Chennai houses several historical buildings and forts built by the British. Most of them are perfectly functioning even now as government buildings, universities and museums. Even the current state secretariat itself is located within the fort St. George built by British. One such heritage structure surviving into the 21st century is the Amir Mahal. It is situated in Royapettah and spans around 14 acres. It was built in 1798, designed in Indo-saracenic style and serves as the residence of Prince of Arcot since 1876.
The Carnatic region and the Prince of Arcot
The Carnatic region is the area south of Deccan plateau, major portion of it lies within present Tamil Nadu. Towards the end of the Mughal era, Carnatic Empire was formed with Zulfikhar Ali Khan as the first Nawab appointed by Aurangazeb in 1692. Their capital was at Arcot, Tamil Nadu. With the decline of Mughal power, several other empires dominated and the Carnatic region finally gave way to British.
From 1867 onwards, the title was changed to Prince of Arcot and it continues till now. The present prince of Arcot is Muhammad Ali, who gained the title in 1993. Amir Mahal is the official residence for Arcot prince and his family.
Indo-saracenic architecture – Chepauk Palace and Amir Mahal
Amir Mahal is one of the finest examples of Indo-saracenic architecture. Built in 1798, the palace still stands high, serving as a witness of transfer of power from Mughal to British Raj. The palace was designed in Indo-saracenic architecture, which is a blend of Mughal, Arab and Indian architecture.
Many similar buildings can be found across Chennai, such as the Madras High Court, Central station etc. Some of the prominent features of this design include onion shaped bulbous domes, arches and contrast colours, mostly red and white.
Before moving into Amir Mahal, the Nawab family lived in Chepauk palace, which is also one of the heritage structures in Chennai worth mentioning. The palace gained its name due to the six gardens flowering within its premises. The Hindi term for ‘six gardens’ is ‘Che Bagh’, and it eventually became Chepauk. Later it still got Tamil-ised into ‘Cheppaakkam’.
The Chepauk palace served as a residence for Prince of Arcot from 1768 to 1855. Spread over 117 acres, the Chepauk palace has two parts – Kalas Mahal and Humayun Mahal. Chepauk palace was built in 1768 by Nawab Muhammad Ali Wallajah.
In 1855, when the Carnatic rule came to an end, their province was taken over by the British and the title of Prince of Arcot was first given to Azim Jah. The Chepauk palace was sold off and the Arcot Nawab families moved to Amir Mahal.
Amir Mahal – A symbol of communal harmony
Amir Mahal provides shelter to around 600 people, including the Nawab’s extended families and the staffs of the palace. People from different religious and cultural background live together in Amir Mahal peacefully. Festivals and weddings are celebrated in grand fashion.
Visitors of this palace include great political leaders, foreign ambassadors, governors, art and music celebrities. Many historical moments are photographed and displayed in the palace gallery. The palace also preserves cannons, and several other war related weapons dating back to a couple of centuries.
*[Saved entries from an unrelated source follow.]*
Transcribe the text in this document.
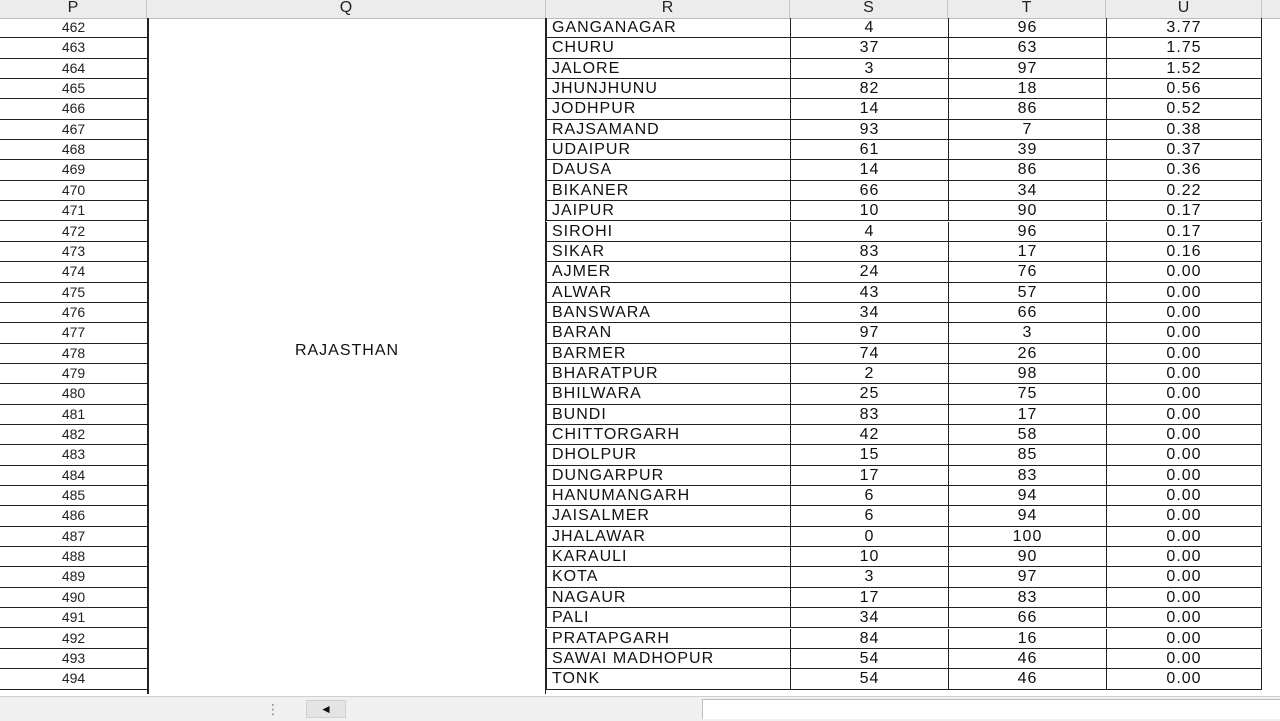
P	Q	R	S	T	U
RAJASTHAN
462	GANGANAGAR	4	96	3.77
463	CHURU	37	63	1.75
464	JALORE	3	97	1.52
465	JHUNJHUNU	82	18	0.56
466	JODHPUR	14	86	0.52
467	RAJSAMAND	93	7	0.38
468	UDAIPUR	61	39	0.37
469	DAUSA	14	86	0.36
470	BIKANER	66	34	0.22
471	JAIPUR	10	90	0.17
472	SIROHI	4	96	0.17
473	SIKAR	83	17	0.16
474	AJMER	24	76	0.00
475	ALWAR	43	57	0.00
476	BANSWARA	34	66	0.00
477	BARAN	97	3	0.00
478	BARMER	74	26	0.00
479	BHARATPUR	2	98	0.00
480	BHILWARA	25	75	0.00
481	BUNDI	83	17	0.00
482	CHITTORGARH	42	58	0.00
483	DHOLPUR	15	85	0.00
484	DUNGARPUR	17	83	0.00
485	HANUMANGARH	6	94	0.00
486	JAISALMER	6	94	0.00
487	JHALAWAR	0	100	0.00
488	KARAULI	10	90	0.00
489	KOTA	3	97	0.00
490	NAGAUR	17	83	0.00
491	PALI	34	66	0.00
492	PRATAPGARH	84	16	0.00
493	SAWAI MADHOPUR	54	46	0.00
494	TONK	54	46	0.00
⋮	◄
The Nawab family is also associated with many charity activities and the beneficiaries come from various backgrounds. They are greatly committed towards uniting people amidst social differences. They enjoy a special status in the state and they remain neutral towards all political parties. Their donations have benefited people across all faiths and they are respected by everyone. Though many of the Chennai dwellers itself do not know about this palace, many historians wish that the palace and its history be preserved forever.